Actions hypothécaires à l’encontre d’un tiers-acquéreur : l’importance de signifier au débiteur de l’obligation personnelle

Rafaella Arapovic, étudiante à l'École du Barreau du Québec 

 
 
 
 
Thibault Declercq, avocat


 
 
 
 
Dans une affaire récente, Banque Toronto-Dominion c. Young (2020 CSC 15), la Cour suprême du Canada a reconnu qu’un créancier hypothécaire ne peut avoir gain de cause dans le cadre d’un recours hypothécaire intenté uniquement contre le tiers-acquéreur d’un immeuble lorsque la créance garantie par l’hypothèque est éteinte par prescription extinctive.

Contexte 

Linda Macht (la « Débitrice ») consent en faveur de la Banque Toronto-Dominion (la « Banque ») une hypothèque de premier rang sur son immeuble afin de garantir un prêt qu’elle contracte auprès de cette dernière le 14 septembre 2009 et renouvelé le 27 octobre 2010. La Débitrice contracte le même jour un prêt avec les frères Young (les « Intimés ») garanti par une hypothèque de second rang sur le même immeuble (par. 7 et 8).
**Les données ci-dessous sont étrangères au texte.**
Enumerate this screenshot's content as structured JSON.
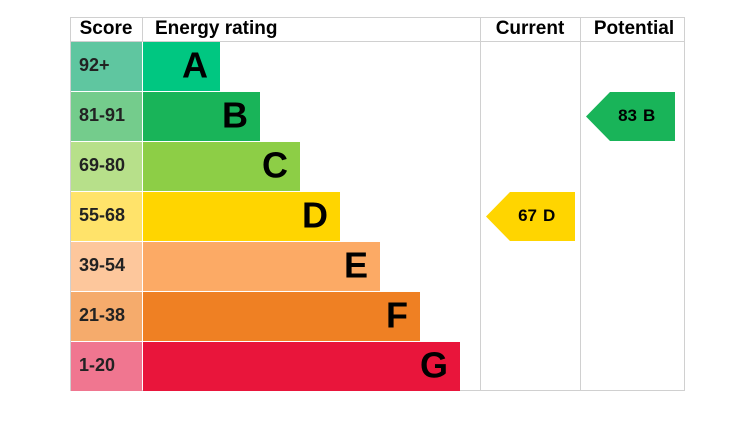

La Débitrice ayant fait défaut de respecter ses obligations dans le cadre du prêt consenti par les Intimés, ceux-ci entreprennent un recours hypothécaire de prise en paiement et seront déclarés propriétaires de l’immeuble, à charge de l’hypothèque de premier rang par jugement rendu le 17 octobre 2011 (par. 9).

La Débitrice étant peu après en défaut d’effectuer certains versements mensuels à l’égard du prêt de la Banque, cette dernière institue le 15 novembre 2011 un recours hypothécaire de prise en paiement. Afin de faire échec au recours hypothécaire entrepris par la Banque, les Intimés ont payé sous protêt les sommes nécessaires afin de remédier aux défauts de la Débitrice, ce qui mènera au désistement de la demande en justice de la Banque (par. 10 et 11).

Le 11 octobre 2012, invoquant la déchéance du bénéfice du terme résultant de la prise en paiement de l’Immeuble par les Intimés (ce qu’elle n’avait pas fait lors du précédent recours hypothécaire), la Banque institue une nouvelle demande en délaissement forcé en vue de la prise en paiement de l’immeuble. Fait à noter et au cœur de cette décision, la Débitrice, au moment de l’institution de cette nouvelle procédure, vit dorénavant à l’extérieur du Canada, à une adresse inconnue de la Banque. Cette dernière prend la décision de ne pas impliquer la Débitrice dans ce recours qui sera uniquement dirigé contre les Intimés (par. 13).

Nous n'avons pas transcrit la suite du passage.